Oleander exhibited 1883 / Unwinding the Skein is not Parcæ / Danæ (Danaë)

Discovered a reference stating Oleander was one of the works exhibited at the Manchester Society of Women Painters exhibition of 1883 (The Guardian, 22 Nov 1883), and declared to be a fine work except for resemblance to the work of Lawrence Alma-Tadema, although the writer doesn’t explain why he considers this a negative point. This confirms the date nicely, as the painting has no history as such, just the date painted on it by Annie and appearances at auctions from 1999 onwards.

I’d suggested that Unwinding the Skein was, possibly, a trial piece for an untraced work called Parcæ, but this is no longer the case. An article in The Queen newspaper, 5 Mar 1890, describes Parcæ as showing “three fisher girls winding wool at a quayside … against a mass of houses darkly purpling up against an evening sky,” very different to the scene in Unwinding the Skein. So the fate of Parcæ remains a mystery, which is a shame because it received much praise in it’s time.

The Parcæ were characters in Roman mythology (related to the Greek Moirai, the Old English Fates and similar trios of characters in European mythologies) who determined the fates of people’s lives by spinning threads, measuring an alloted length and then cutting the thread at the appropriate time.

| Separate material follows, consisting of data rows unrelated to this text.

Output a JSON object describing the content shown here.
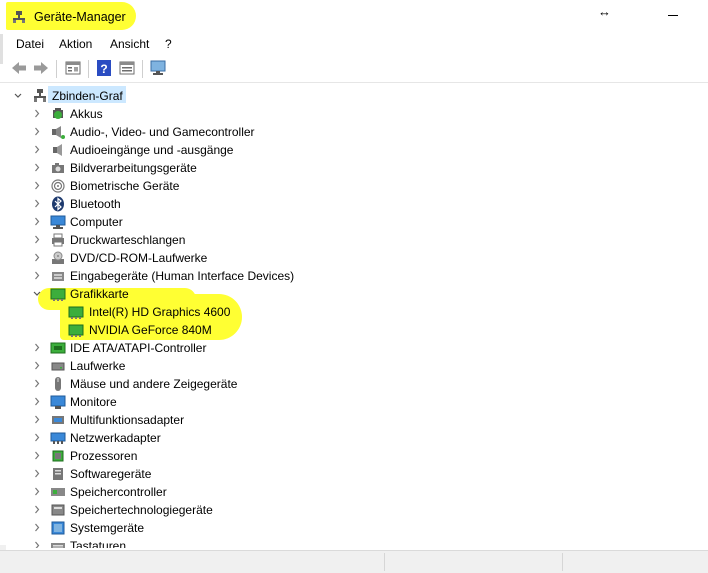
{
  "window": {
    "title": "Geräte-Manager",
    "resize_glyph": "↔"
  },
  "menu": [
    "Datei",
    "Aktion",
    "Ansicht",
    "?"
  ],
  "toolbar": {
    "buttons": [
      "back-icon",
      "forward-icon",
      "properties-icon",
      "help-icon",
      "view-icon",
      "monitor-icon"
    ]
  },
  "tree": {
    "root": "Zbinden-Graf",
    "categories": [
      "Akkus",
      "Audio-, Video- und Gamecontroller",
      "Audioeingänge und -ausgänge",
      "Bildverarbeitungsgeräte",
      "Biometrische Geräte",
      "Bluetooth",
      "Computer",
      "Druckwarteschlangen",
      "DVD/CD-ROM-Laufwerke",
      "Eingabegeräte (Human Interface Devices)",
      "Grafikkarte",
      "IDE ATA/ATAPI-Controller",
      "Laufwerke",
      "Mäuse und andere Zeigegeräte",
      "Monitore",
      "Multifunktionsadapter",
      "Netzwerkadapter",
      "Prozessoren",
      "Softwaregeräte",
      "Speichercontroller",
      "Speichertechnologiegeräte",
      "Systemgeräte",
      "Tastaturen"
    ],
    "graphics_children": [
      "Intel(R) HD Graphics 4600",
      "NVIDIA GeForce 840M"
    ]
  },
  "colors": {
    "highlight": "#ffff33",
    "root_selection": "#cce8ff",
    "gpu_green": "#3cae3c"
  }
}
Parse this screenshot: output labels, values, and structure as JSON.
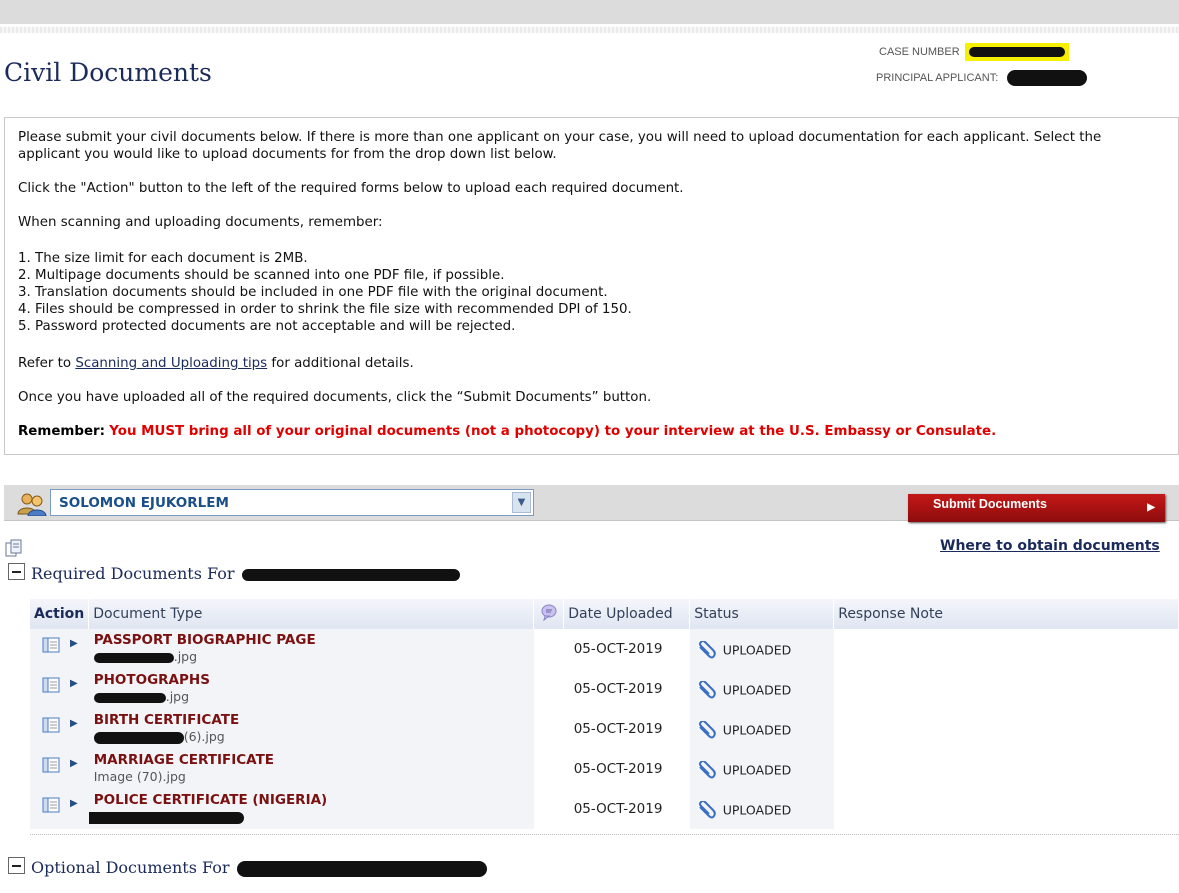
{
  "page": {
    "title": "Civil Documents",
    "case_number_label": "CASE NUMBER",
    "principal_applicant_label": "PRINCIPAL APPLICANT:"
  },
  "intro": {
    "p1": "Please submit your civil documents below. If there is more than one applicant on your case, you will need to upload documentation for each applicant. Select the applicant you would like to upload documents for from the drop down list below.",
    "p2": "Click the \"Action\" button to the left of the required forms below to upload each required document.",
    "p3": "When scanning and uploading documents, remember:",
    "rules": [
      "1. The size limit for each document is 2MB.",
      "2. Multipage documents should be scanned into one PDF file, if possible.",
      "3. Translation documents should be included in one PDF file with the original document.",
      "4. Files should be compressed in order to shrink the file size with recommended DPI of 150.",
      "5. Password protected documents are not acceptable and will be rejected."
    ],
    "refer_prefix": "Refer to ",
    "refer_link": "Scanning and Uploading tips",
    "refer_suffix": " for additional details.",
    "p5": "Once you have uploaded all of the required documents, click the “Submit Documents” button.",
    "remember_label": "Remember:",
    "remember_text": "You MUST bring all of your original documents (not a photocopy) to your interview at the U.S. Embassy or Consulate."
  },
  "selector": {
    "selected_applicant": "SOLOMON EJUKORLEM",
    "submit_label": "Submit Documents"
  },
  "links": {
    "where_to_obtain": "Where to obtain documents"
  },
  "sections": {
    "required_title": "Required Documents For",
    "optional_title": "Optional Documents For"
  },
  "table": {
    "headers": {
      "action": "Action",
      "document_type": "Document Type",
      "date_uploaded": "Date Uploaded",
      "status": "Status",
      "response_note": "Response Note"
    },
    "rows": [
      {
        "name": "PASSPORT BIOGRAPHIC PAGE",
        "file": ".jpg",
        "date": "05-OCT-2019",
        "status": "UPLOADED"
      },
      {
        "name": "PHOTOGRAPHS",
        "file": ".jpg",
        "date": "05-OCT-2019",
        "status": "UPLOADED"
      },
      {
        "name": "BIRTH CERTIFICATE",
        "file": "(6).jpg",
        "date": "05-OCT-2019",
        "status": "UPLOADED"
      },
      {
        "name": "MARRIAGE CERTIFICATE",
        "file": "Image (70).jpg",
        "date": "05-OCT-2019",
        "status": "UPLOADED"
      },
      {
        "name": "POLICE CERTIFICATE (NIGERIA)",
        "file": "",
        "date": "05-OCT-2019",
        "status": "UPLOADED"
      }
    ]
  },
  "colors": {
    "title_navy": "#1a2a5a",
    "warning_red": "#e00000",
    "doc_name_maroon": "#7a1010",
    "submit_red": "#b01414"
  }
}
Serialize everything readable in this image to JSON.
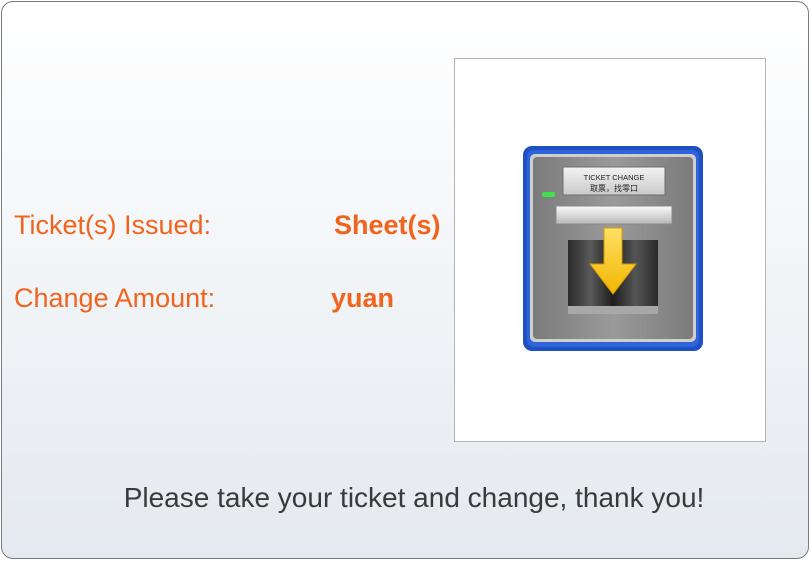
{
  "labels": {
    "tickets_issued": "Ticket(s) Issued:",
    "change_amount": "Change Amount:"
  },
  "units": {
    "tickets": "Sheet(s)",
    "change": "yuan"
  },
  "machine": {
    "sign_line1": "TICKET CHANGE",
    "sign_line2": "取票，找零口"
  },
  "footer": {
    "message": "Please take your ticket and change, thank you!"
  },
  "colors": {
    "label_text": "#f0641e",
    "footer_text": "#3a3a3a",
    "machine_frame": "#1f4fc2",
    "arrow": "#f5c21a"
  }
}
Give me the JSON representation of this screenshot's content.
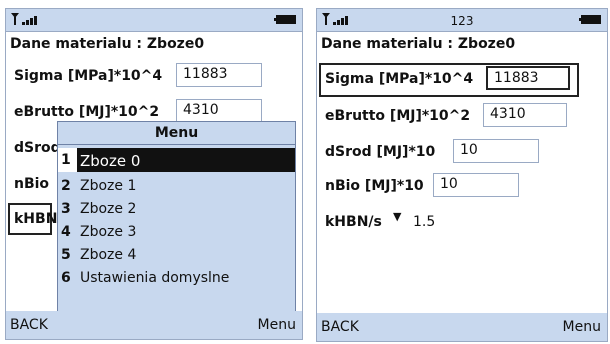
{
  "left_phone": {
    "title": "Dane materialu : Zboze0",
    "fields": [
      {
        "label": "Sigma [MPa]*10^4",
        "value": "11883"
      },
      {
        "label": "eBrutto [MJ]*10^2",
        "value": "4310"
      },
      {
        "label": "dSrod",
        "value": ""
      },
      {
        "label": "nBio",
        "value": ""
      },
      {
        "label": "kHBN",
        "value": ""
      }
    ],
    "menu": {
      "title": "Menu",
      "items": [
        {
          "num": "1",
          "label": "Zboze 0"
        },
        {
          "num": "2",
          "label": "Zboze 1"
        },
        {
          "num": "3",
          "label": "Zboze 2"
        },
        {
          "num": "4",
          "label": "Zboze 3"
        },
        {
          "num": "5",
          "label": "Zboze 4"
        },
        {
          "num": "6",
          "label": "Ustawienia domyslne"
        }
      ]
    },
    "softkeys": {
      "left": "BACK",
      "right": "Menu"
    }
  },
  "right_phone": {
    "status_text": "123",
    "title": "Dane materialu : Zboze0",
    "fields": [
      {
        "label": "Sigma [MPa]*10^4",
        "value": "11883"
      },
      {
        "label": "eBrutto [MJ]*10^2",
        "value": "4310"
      },
      {
        "label": "dSrod [MJ]*10",
        "value": "10"
      },
      {
        "label": "nBio [MJ]*10",
        "value": "10"
      },
      {
        "label": "kHBN/s",
        "value": "1.5",
        "icon": "down-arrow-icon"
      }
    ],
    "softkeys": {
      "left": "BACK",
      "right": "Menu"
    }
  },
  "colors": {
    "screen_bg": "#c8d8ee",
    "selection": "#111111"
  },
  "icons": [
    "signal-strength-icon",
    "battery-icon"
  ]
}
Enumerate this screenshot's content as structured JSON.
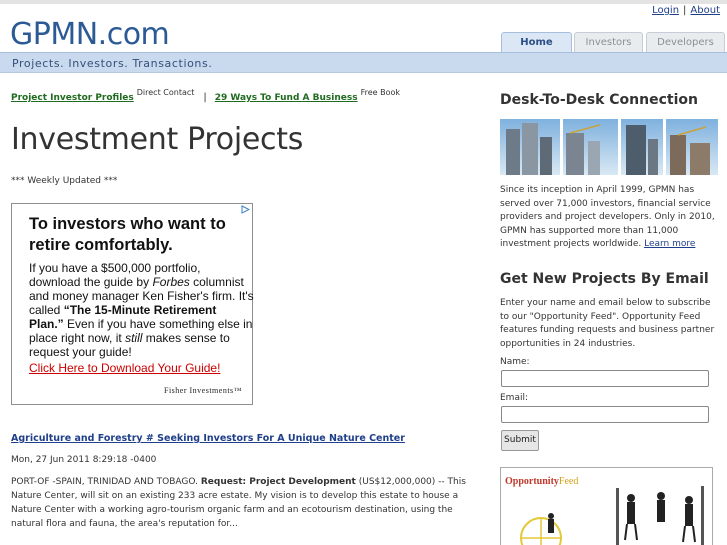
{
  "header": {
    "logo": "GPMN.com",
    "tagline": "Projects. Investors. Transactions.",
    "login": "Login",
    "separator": "|",
    "about": "About"
  },
  "tabs": [
    {
      "label": "Home",
      "active": true
    },
    {
      "label": "Investors",
      "active": false
    },
    {
      "label": "Developers",
      "active": false
    }
  ],
  "crumbs": {
    "link1": "Project Investor Profiles",
    "note1": "Direct Contact",
    "separator": "|",
    "link2": "29 Ways To Fund A Business",
    "note2": "Free Book"
  },
  "main": {
    "title": "Investment Projects",
    "updated": "*** Weekly Updated ***"
  },
  "ad": {
    "headline": "To investors who want to retire comfortably.",
    "body_1": "If you have a $500,000 portfolio, download the guide by ",
    "body_forbes": "Forbes",
    "body_2": " columnist and money manager Ken Fisher's firm. It's called ",
    "body_bold": "“The 15-Minute Retirement Plan.”",
    "body_3": " Even if you have something else in place right now, it ",
    "body_still": "still",
    "body_4": " makes sense to request your guide!",
    "link": "Click Here to Download Your Guide!",
    "brand": "Fisher Investments™"
  },
  "article": {
    "title": "Agriculture and Forestry # Seeking Investors For A Unique Nature Center",
    "date": "Mon, 27 Jun 2011 8:29:18 -0400",
    "lead": "PORT-OF -SPAIN, TRINIDAD AND TOBAGO. ",
    "request": "Request: Project Development",
    "body": " (US$12,000,000) -- This Nature Center, will sit on an existing 233 acre estate. My vision is to develop this estate to house a Nature Center with a working agro-tourism organic farm and an ecotourism destination, using the natural flora and fauna, the area's reputation for..."
  },
  "sidebar": {
    "heading1": "Desk-To-Desk Connection",
    "para1": "Since its inception in April 1999, GPMN has served over 71,000 investors, financial service providers and project developers. Only in 2010, GPMN has supported more than 11,000 investment projects worldwide. ",
    "learn_more": "Learn more",
    "heading2": "Get New Projects By Email",
    "para2": "Enter your name and email below to subscribe to our \"Opportunity Feed\". Opportunity Feed features funding requests and business partner opportunities in 24 industries.",
    "name_label": "Name:",
    "email_label": "Email:",
    "submit": "Submit",
    "feed_logo_a": "Opportunity",
    "feed_logo_b": "Feed"
  },
  "colors": {
    "brand": "#2b5a95",
    "nav_bar": "#c9d9ee",
    "link_green": "#1f6b1f",
    "link_blue": "#1f3f8a",
    "ad_link": "#cc0000"
  }
}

Annie’s other “…æ” work was the also much praised Danæ (or Danaë), painted around the same time as Parcæ, and similarly known only through written descriptions – “a young and beautiful country girl, wearing a sun-bonnet, and standing close in front of a bank, on which the furze is in full blow (i.e., raining down on the girl – see below).” It has been lost for over a century, the last record of it being from a London exhibition in 1900.

Danaë watching the tower in which she is going to be imprisoned being built, by Edward Burne-Jones, one of the Royal Academy members who lobbied for Annie to be admittied.

Danæ was a character in Greek mythology kept locked up by her father because of a prophecy that he’d one day be killed by her son. Zeus took a liking to Danæ and fertilised her with a shower of rain, causing her to give birth to the hero Perseus. Years later, the king was accidentally hit on the head by a discus thrown by Perseus, killing him instantly and fulfilling the prophecy. One can imagine how the tale might appeal to Annie, with the symbolism of female confinement and need to overthrow the old, patriarchal order.